There is a distinction that should be drawn between data driven approaches to constructing spatial weights and the theory based approach to deriving spatial weights. You are currently performing the former, and in this approach you are implicitly treating the estimation of spatial weights as a problem of measurement error, and hence should use techniques to validate your measurements (which is considerably complicated due to the endogeneity of the spatial weights). Using a weighting scheme based on some of the chance variation in the data and using it in subsequent causal models is synonymous with other fallacies related to inference and data snooping. Unfortunately I have no good references of spatial weight models validated in any meaningful way besides the extent of the auto-correlation, which to be frank isn't all that convincing of an empirical argument. Spatial dependence can be the result of either causal processes (i.e. the value at one point in space affects the value at another point in space), or it can be the result of other measurement errors (i.e. the measured support of the data do not match the support of the processes that generate those phenomena).

This is oppossed to theory based construction of spatial weights (or "model-driven" in Luc Anselin's terminology), in which one specifies the weight matrix a priori to estimating a model. I did not read the Fauchald paper you cited, but it appears in the abstract they have plausible theoretical explanations for the observed patterns based on some optimal foraging strategy.

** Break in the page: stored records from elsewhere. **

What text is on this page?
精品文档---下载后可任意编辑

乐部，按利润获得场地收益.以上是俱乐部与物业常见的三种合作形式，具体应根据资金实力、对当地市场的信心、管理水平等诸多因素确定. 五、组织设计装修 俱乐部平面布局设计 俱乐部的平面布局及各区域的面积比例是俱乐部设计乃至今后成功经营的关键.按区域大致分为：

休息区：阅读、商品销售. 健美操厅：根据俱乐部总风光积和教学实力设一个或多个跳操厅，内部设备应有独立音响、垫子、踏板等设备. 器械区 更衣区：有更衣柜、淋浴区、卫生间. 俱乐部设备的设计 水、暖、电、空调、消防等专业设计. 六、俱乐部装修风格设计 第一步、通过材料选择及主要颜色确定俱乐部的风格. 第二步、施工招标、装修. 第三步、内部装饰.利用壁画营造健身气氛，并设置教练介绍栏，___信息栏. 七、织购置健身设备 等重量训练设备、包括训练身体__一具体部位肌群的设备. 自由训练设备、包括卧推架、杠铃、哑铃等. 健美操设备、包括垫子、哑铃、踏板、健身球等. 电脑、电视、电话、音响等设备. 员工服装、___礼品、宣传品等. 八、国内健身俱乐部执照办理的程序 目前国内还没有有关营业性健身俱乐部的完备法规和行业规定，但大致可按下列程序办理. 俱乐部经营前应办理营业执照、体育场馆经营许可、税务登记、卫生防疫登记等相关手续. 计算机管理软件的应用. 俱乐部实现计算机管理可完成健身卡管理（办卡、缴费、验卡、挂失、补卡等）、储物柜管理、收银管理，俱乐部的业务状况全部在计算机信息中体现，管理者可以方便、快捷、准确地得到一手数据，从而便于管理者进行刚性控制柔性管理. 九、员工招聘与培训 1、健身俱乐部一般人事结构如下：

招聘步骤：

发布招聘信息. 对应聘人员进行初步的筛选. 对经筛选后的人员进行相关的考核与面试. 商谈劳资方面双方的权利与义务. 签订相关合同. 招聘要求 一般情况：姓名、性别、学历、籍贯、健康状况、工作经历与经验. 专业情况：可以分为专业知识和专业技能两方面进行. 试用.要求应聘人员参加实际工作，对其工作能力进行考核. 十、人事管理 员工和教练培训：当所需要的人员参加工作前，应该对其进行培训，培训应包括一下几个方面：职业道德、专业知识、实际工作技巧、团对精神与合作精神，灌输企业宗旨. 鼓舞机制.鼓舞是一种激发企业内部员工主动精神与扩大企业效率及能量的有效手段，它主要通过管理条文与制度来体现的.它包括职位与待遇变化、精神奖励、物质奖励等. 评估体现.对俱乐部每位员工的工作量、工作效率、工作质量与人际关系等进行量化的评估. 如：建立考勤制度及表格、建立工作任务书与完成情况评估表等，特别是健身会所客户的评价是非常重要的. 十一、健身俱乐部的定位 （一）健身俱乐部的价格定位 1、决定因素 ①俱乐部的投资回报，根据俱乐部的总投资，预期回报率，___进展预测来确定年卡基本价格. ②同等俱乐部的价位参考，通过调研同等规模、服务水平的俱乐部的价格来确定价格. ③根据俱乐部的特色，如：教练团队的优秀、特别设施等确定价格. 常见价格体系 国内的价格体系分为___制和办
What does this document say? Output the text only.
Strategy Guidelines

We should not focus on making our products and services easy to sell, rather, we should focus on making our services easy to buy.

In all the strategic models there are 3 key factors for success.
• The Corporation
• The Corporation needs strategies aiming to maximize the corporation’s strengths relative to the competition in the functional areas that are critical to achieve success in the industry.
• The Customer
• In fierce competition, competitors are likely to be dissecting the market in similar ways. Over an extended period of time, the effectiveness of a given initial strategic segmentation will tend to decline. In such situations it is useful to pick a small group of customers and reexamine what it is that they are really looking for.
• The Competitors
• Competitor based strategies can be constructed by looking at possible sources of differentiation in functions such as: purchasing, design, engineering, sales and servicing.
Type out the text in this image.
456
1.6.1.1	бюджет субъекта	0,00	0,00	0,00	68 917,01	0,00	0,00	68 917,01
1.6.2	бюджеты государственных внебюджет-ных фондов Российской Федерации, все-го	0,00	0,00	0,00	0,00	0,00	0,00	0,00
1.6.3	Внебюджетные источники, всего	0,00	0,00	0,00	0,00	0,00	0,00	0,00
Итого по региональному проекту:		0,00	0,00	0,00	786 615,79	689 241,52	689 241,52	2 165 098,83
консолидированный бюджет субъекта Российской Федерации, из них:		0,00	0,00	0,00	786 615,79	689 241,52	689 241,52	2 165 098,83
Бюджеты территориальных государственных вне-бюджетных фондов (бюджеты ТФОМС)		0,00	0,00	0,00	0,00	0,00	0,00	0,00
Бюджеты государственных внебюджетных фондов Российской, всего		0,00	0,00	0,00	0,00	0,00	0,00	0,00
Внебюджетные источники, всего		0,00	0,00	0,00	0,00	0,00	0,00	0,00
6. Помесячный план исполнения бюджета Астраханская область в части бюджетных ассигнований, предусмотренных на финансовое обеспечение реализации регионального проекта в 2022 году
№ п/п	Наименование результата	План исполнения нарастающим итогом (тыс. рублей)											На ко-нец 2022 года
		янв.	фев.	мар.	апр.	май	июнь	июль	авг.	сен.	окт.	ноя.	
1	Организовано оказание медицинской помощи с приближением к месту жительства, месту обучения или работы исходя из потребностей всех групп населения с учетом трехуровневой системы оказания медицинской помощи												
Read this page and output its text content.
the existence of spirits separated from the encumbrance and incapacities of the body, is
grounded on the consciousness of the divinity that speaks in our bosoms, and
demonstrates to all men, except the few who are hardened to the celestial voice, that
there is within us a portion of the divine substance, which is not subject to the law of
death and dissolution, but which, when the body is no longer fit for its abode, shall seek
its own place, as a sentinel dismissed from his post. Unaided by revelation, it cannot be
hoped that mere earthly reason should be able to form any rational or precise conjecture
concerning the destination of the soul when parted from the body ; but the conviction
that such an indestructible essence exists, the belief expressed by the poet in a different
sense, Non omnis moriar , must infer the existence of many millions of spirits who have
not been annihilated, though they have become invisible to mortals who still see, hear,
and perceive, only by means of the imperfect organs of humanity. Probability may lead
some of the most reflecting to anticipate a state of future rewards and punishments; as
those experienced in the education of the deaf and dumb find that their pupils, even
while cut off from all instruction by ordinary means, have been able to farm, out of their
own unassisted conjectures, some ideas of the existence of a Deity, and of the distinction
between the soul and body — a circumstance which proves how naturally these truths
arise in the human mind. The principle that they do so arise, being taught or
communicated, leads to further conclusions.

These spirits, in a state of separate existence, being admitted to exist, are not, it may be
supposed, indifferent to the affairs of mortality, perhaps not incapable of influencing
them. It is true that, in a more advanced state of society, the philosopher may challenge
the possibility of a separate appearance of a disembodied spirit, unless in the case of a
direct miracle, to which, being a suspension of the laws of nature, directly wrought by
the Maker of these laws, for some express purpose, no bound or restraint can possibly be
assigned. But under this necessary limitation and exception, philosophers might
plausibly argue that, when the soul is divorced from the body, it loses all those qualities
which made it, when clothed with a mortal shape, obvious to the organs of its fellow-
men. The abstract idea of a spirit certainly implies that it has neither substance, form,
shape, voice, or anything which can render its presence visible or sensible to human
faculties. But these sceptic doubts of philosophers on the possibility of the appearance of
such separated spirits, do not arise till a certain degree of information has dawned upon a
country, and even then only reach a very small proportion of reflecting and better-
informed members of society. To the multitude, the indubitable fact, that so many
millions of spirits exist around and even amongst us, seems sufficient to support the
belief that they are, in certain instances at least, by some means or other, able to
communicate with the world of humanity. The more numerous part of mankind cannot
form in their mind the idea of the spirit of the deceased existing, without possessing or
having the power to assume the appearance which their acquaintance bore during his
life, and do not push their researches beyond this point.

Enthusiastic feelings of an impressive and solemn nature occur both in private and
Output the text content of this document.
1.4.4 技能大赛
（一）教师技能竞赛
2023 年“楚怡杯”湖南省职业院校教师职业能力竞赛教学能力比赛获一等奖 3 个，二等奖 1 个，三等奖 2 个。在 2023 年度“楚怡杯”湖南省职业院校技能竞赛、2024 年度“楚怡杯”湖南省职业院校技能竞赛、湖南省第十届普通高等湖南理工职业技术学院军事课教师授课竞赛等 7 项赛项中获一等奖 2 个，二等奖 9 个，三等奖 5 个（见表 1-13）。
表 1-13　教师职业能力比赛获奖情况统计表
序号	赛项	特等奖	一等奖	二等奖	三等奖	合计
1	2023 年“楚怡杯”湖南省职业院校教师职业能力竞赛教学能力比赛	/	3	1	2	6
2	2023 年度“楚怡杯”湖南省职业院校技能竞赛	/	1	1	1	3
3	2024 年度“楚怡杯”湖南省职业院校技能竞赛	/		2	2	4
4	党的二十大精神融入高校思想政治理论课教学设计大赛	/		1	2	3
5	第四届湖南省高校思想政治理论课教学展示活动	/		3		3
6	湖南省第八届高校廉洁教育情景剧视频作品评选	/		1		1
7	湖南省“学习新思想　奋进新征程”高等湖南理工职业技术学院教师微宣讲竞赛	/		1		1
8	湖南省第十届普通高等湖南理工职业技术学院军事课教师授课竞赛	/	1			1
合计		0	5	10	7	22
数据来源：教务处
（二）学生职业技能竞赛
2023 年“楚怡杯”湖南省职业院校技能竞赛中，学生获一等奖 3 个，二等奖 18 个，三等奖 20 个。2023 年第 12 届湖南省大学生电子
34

For readings I would suggest Luc Anselin's book, Spatial Econometrics: Methods and Models (1988), particularly chapters 2 and 3 will be of most interest. Also as another work with a similar viewpoint to mine (although it will likely be of less interest) is an essay piece by Gary King, "Why context should not count". I would also suggest another paper as it appears they had similar goals to yours, and defined the weights for a lattice system based on variogram estimates (Negreiros, 2010).

• Thanks for the insight and references! The Gary King piece is indeed very interesting though not directly on topic. Feb 1 '11 at 7:31

Moran's I statistic is used to explore a specific type of spatial clustering: whether high values are located in proximity to other high values and whether low values are located in proximity to other low values.

The trick then is 1st to get a sense of what you mean by proximity and 2nd formulating this mathematically. This idea of proximity will depend on the what type of observations (attributes) you are working with and what type of questions you have in mind.

For example, for human beings proximity could mean the distance needed to have a chat. So, if you wanted to know whether high income people like to chat with other high income people at your cocktail party, you could formulate proximity by using binary weights where 1 is defined by 2 people being within 3 feet of each other. To see whether house prices are spatially correlated you could define proximity as when 2 houses are neighbors or perhaps if two houses are on the same block or if 2 houses are within sight of one another etc etc.

Basically, you need a hypothesis of proximity that is based on some of your prior common sense ideas or expert knowledge of why 2 objects that are close to one another are more associated than 2 objects that are far from one another.

Moran's I can then be seen as a test of your hypothesis of how your notion of proximity structures high values next to one another on the landscape.